In the 2004–05 season, the Jazz once again updated their color scheme, logos and uniforms. The new color scheme, which the team used until the end of the 2009–10 season, consisted of navy blue, powder blue, silver & purple, though the latter color was only used on the primary logo and alternate logo. The team logo remained the same, for the exception of the new color variation. The new home uniform consisted of an updated "Jazz" script on the center chest in navy blue, with navy numbers, both of which had silver interior trim and powder blue outlining. The new road uniform was navy blue, with a "Utah" script in powder blue on the center chest and powder blue numbers, both of which had silver outlining and white interior trim.
In the 2006–07 season, the Jazz introduced a new alternate powder blue uniform. This uniform, which the team used until the end of the 2009–10 season, featured a Jazz script identical to the team logo and navy blue numbers below the script, also with silver and white trim. The nameplate on the back of the jersey was navy blue.

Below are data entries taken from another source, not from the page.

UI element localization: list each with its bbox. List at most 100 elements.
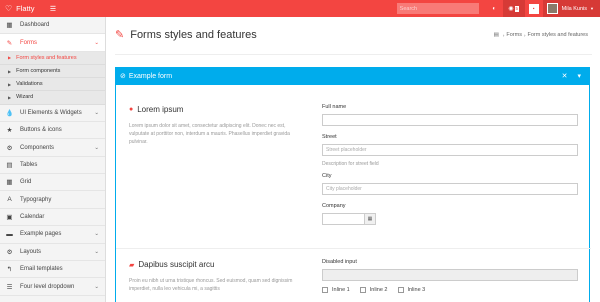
sidebar-subitem-label: Validations: [16, 81, 43, 88]
sidebar-item-label: Components: [20, 144, 55, 151]
section-2-info: ▰ Dapibus suscipit arcu Proin eu nibh ut…: [129, 260, 299, 293]
sidebar-subitem-form-styles[interactable]: ▶ Form styles and features: [0, 51, 105, 65]
brand-name: Flatty: [16, 4, 35, 13]
checkbox-box[interactable]: [359, 287, 366, 293]
section-description: Lorem ipsum dolor sit amet, consectetur …: [129, 123, 290, 145]
sidebar-item-forms[interactable]: ✎ Forms ⌄: [0, 34, 105, 52]
github-icon: ●: [129, 106, 134, 113]
home-icon[interactable]: ▤: [494, 32, 499, 38]
field-help: Description for street field: [322, 161, 379, 167]
caret-right-icon: ▶: [8, 68, 12, 74]
sidebar-subitem-label: Form styles and features: [16, 54, 77, 61]
disabled-input: [322, 269, 578, 281]
list-icon: ☰: [6, 283, 13, 291]
breadcrumb-separator: ›: [523, 32, 526, 38]
heart-icon: ♡: [5, 3, 13, 13]
top-navbar: ♡ Flatty ☰ ◐ ◉5 ▪ Mila Kunis ▼: [0, 0, 600, 17]
calendar-icon[interactable]: ▦: [364, 213, 376, 225]
full-name-input[interactable]: [322, 114, 578, 126]
field-label: Street: [322, 134, 337, 140]
field-label: Disabled input: [322, 259, 357, 265]
sidebar-item-buttons-icons[interactable]: ★ Buttons & icons: [0, 122, 105, 140]
company-input[interactable]: [322, 213, 364, 225]
section-title-text: Lorem ipsum: [137, 105, 184, 114]
breadcrumb-current: Form styles and features: [527, 32, 588, 38]
search-input[interactable]: [396, 3, 479, 14]
sidebar-item-example-pages[interactable]: ▬ Example pages ⌄: [0, 226, 105, 244]
breadcrumb: ▤ › Forms › Form styles and features: [494, 32, 588, 38]
city-input[interactable]: [322, 183, 578, 195]
close-icon[interactable]: ▾: [577, 72, 581, 80]
sidebar-item-grid[interactable]: ▦ Grid: [0, 174, 105, 192]
field-label: Company: [322, 203, 346, 209]
sidebar: ▦ Dashboard ✎ Forms ⌄ ▶ Form styles and …: [0, 17, 106, 302]
sidebar-item-ui-elements-widgets[interactable]: 💧 UI Elements & Widgets ⌄: [0, 105, 105, 122]
chevron-down-icon: ⌄: [94, 109, 99, 116]
checkbox-label: Inline 2: [369, 287, 388, 293]
disabled-field: Disabled input: [322, 259, 578, 281]
company-input-group: ▦: [322, 213, 578, 225]
checkbox-inline-2[interactable]: Inline 2: [359, 287, 388, 293]
chevron-down-icon: ⌄: [94, 231, 99, 238]
checkbox-inline-3[interactable]: Inline 3: [397, 287, 426, 293]
user-menu[interactable]: Mila Kunis ▼: [542, 0, 600, 17]
chevron-down-icon: ⌄: [94, 39, 99, 46]
collapse-icon[interactable]: ✕: [562, 72, 568, 80]
main-content: ✎ Forms styles and features ▤ › Forms › …: [107, 17, 600, 302]
top-right-controls: ◐ ◉5 ▪ Mila Kunis ▼: [396, 0, 600, 17]
sidebar-item-label: Buttons & icons: [20, 127, 62, 134]
star-icon: ★: [6, 127, 13, 135]
sidebar-item-typography[interactable]: A Typography: [0, 191, 105, 209]
box-tools: ✕ ▾: [562, 72, 581, 80]
breadcrumb-forms[interactable]: Forms: [506, 32, 522, 38]
sidebar-item-four-level-dropdown[interactable]: ☰ Four level dropdown ⌄: [0, 278, 105, 296]
rss-icon: ◉: [508, 6, 514, 12]
section-divider: [116, 248, 591, 249]
rss-badge: 5: [514, 5, 520, 12]
checkbox-label: Inline 3: [407, 287, 426, 293]
divider: [115, 54, 592, 55]
brand-logo[interactable]: ♡ Flatty: [0, 0, 46, 17]
tasks-icon[interactable]: ▪: [528, 3, 539, 14]
caret-down-icon: ▼: [590, 6, 594, 11]
sidebar-item-calendar[interactable]: ▣ Calendar: [0, 209, 105, 227]
rss-button[interactable]: ◉ 5: [502, 0, 525, 17]
sidebar-item-layouts[interactable]: ⚙ Layouts ⌄: [0, 244, 105, 262]
full-name-field: Full name: [322, 104, 578, 126]
field-label: City: [322, 173, 332, 179]
section-1-info: ● Lorem ipsum Lorem ipsum dolor sit amet…: [129, 105, 299, 146]
sidebar-subitem-form-components[interactable]: ▶ Form components: [0, 64, 105, 79]
city-field: City: [322, 173, 578, 195]
sidebar-item-label: Layouts: [20, 248, 42, 255]
avatar: [546, 3, 558, 14]
street-input[interactable]: [322, 144, 578, 156]
table-icon: ▤: [6, 161, 13, 169]
section-1-fields: Full name Street Description for street …: [322, 104, 578, 233]
user-name: Mila Kunis: [561, 5, 588, 12]
page-title-text: Forms styles and features: [130, 28, 257, 41]
sidebar-item-label: Typography: [20, 196, 52, 203]
sidebar-item-dashboard[interactable]: ▦ Dashboard: [0, 17, 105, 35]
sidebar-item-tables[interactable]: ▤ Tables: [0, 157, 105, 175]
caret-right-icon: ▶: [8, 94, 12, 100]
menu-toggle-icon[interactable]: ☰: [46, 0, 60, 17]
chevron-down-icon: ⌄: [94, 144, 99, 151]
section-title-text: Dapibus suscipit arcu: [138, 260, 215, 269]
checkbox-box[interactable]: [322, 287, 328, 293]
checkbox-inline-1[interactable]: Inline 1: [322, 287, 350, 293]
section-title: ● Lorem ipsum: [129, 105, 299, 114]
caret-right-icon: ▶: [8, 55, 12, 61]
checkbox-box[interactable]: [397, 287, 404, 293]
section-description: Proin eu nibh ut urna tristique rhoncus.…: [129, 278, 293, 292]
example-form-box: ⊘ Example form ✕ ▾ ● Lorem ipsum Lorem i…: [115, 67, 591, 302]
contrast-icon[interactable]: ◐: [486, 0, 503, 17]
typography-icon: A: [7, 196, 12, 204]
sidebar-item-label: Grid: [20, 179, 32, 186]
street-field: Street Description for street field: [322, 134, 578, 167]
sidebar-subitem-validations[interactable]: ▶ Validations: [0, 78, 105, 92]
box-title: Example form: [128, 72, 173, 80]
sidebar-subitem-wizard[interactable]: ▶ Wizard: [0, 91, 105, 105]
chevron-down-icon: ⌄: [94, 283, 99, 290]
sidebar-item-email-templates[interactable]: ↰ Email templates: [0, 261, 105, 279]
sidebar-item-components[interactable]: ⚙ Components ⌄: [0, 139, 105, 157]
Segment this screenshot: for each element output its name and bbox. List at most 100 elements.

On June 15, 2010, the Jazz unveiled a new logo and color scheme on the team's official website. For the 2010–11 season, the Jazz reverted to the team's original music note logo (without the word Utah), with a new color scheme of navy blue, gold, dark green & gray. The new uniform set, which was unveiled on August 16, 2010, features a design nearly identical to the team's aforementioned 1980s uniform designs, with the following differences: navy blue replacing purple on the road jerseys, dark green numerals on the home white jerseys, a white Jazz logo script on the road jerseys and side panels on both the home and away jerseys. The new uniforms were a combination of both the old and new styles, with navy blue retained from the most recent color scheme, but the now-famous 'J-note' logo and gold and green were revived.